Solo hay algo comparable a la belleza y turbación que posee la memoria. Su peso e inutilidad paralizante, cuando solo conduce a ella misma y solo habla de sí misma. Densa e innegociable, la memoria solo es un bulto. No sirve, siquiera, para recordar nada importante. La injusticia, por ejemplo, debe ser reconocida sin memoria alguna, como la reconocen los niños. Hacerlo a través de la memoria ya es un rodeo, ya es pactar con la injusticia. No somos mejores que los griegos. Y ellos olvidaron. Olvida. Olvídate. A lo largo de estas líneas ya lo has hecho. Ha desaparecido algo de ese peso en las costillas. Es solo el inicio del alivio sin fin del olvido.

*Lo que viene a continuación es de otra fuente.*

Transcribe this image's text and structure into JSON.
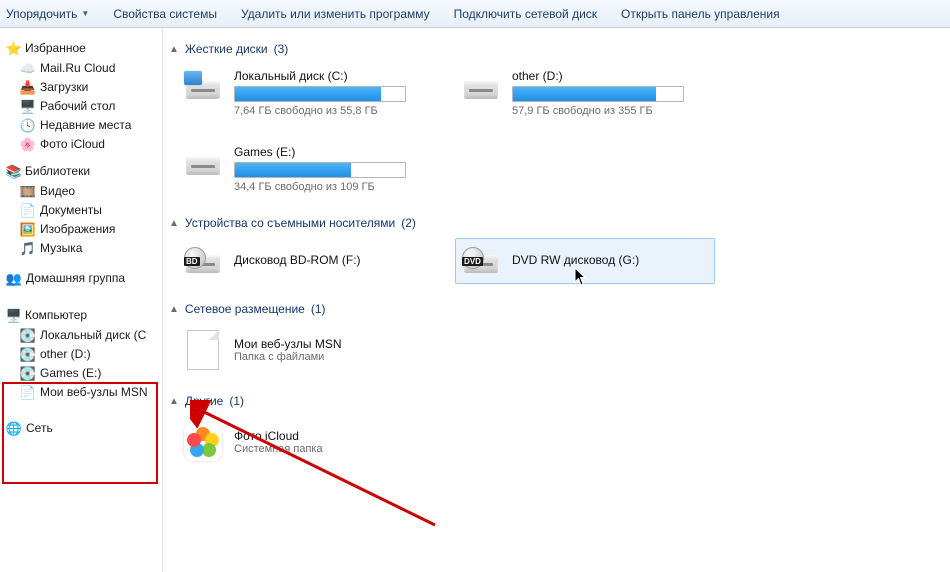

Con estos recuerdos desordenados –y ese era el sentido de estas líneas–, a los huesos de mis abuelos le han vuelto el agua y la sangre y la piel. Los vuelvo a ver si me giro, y a oler si respiro. Están nuevamente sentados, con sus brazos aplastados en los reposabrazos roídos de sus sillones. Vuelven a ser nuestros espectadores silenciosos. Son dos faraones hieráticos y benignos. Eternos y desconocedores de su último minuto. Y con aquella sonrisa extraña en sus rostros, en la que pienso reiteradamente. Esa sonrisa no era pasaporte ni autorización para todas nuestras fechorías ruidosas. De hecho, no era para nosotros. Esa sonrisa era para ellos. Por lo que era, y es, un enigma. Que, con el paso del tiempo, creo que he descifrado. Nosotros, los observados, éramos el futuro. No éramos ese futuro del que hablan los telediarios, cuando hablan de los niños. Éramos el futuro, literalmente. Carecíamos de pasado, y no sabíamos la importancia de los recuerdos que fabricábamos. Ni siquiera sabíamos, de hecho, la importancia de la palabra recuerdo. Éramos el futuro en estado puro. Éramos, por eso mismo, algo no esperado ni previsto, un imposible, en una guerra, o en un campo, ese pasado continuo. Tal vez, y esto explica la brutalidad e intensidad de una guerra, éramos lo único que, al cabo de los años, no era guerra. Una guerra devora varias generaciones, hasta que nace una, imprevista, sin memoria, que cree, nuevamente, que los ratones hablan. Son el futuro. El futuro es costoso y, como el fuego, no te cansas de verlo, en las escasas ocasiones en las que se produce.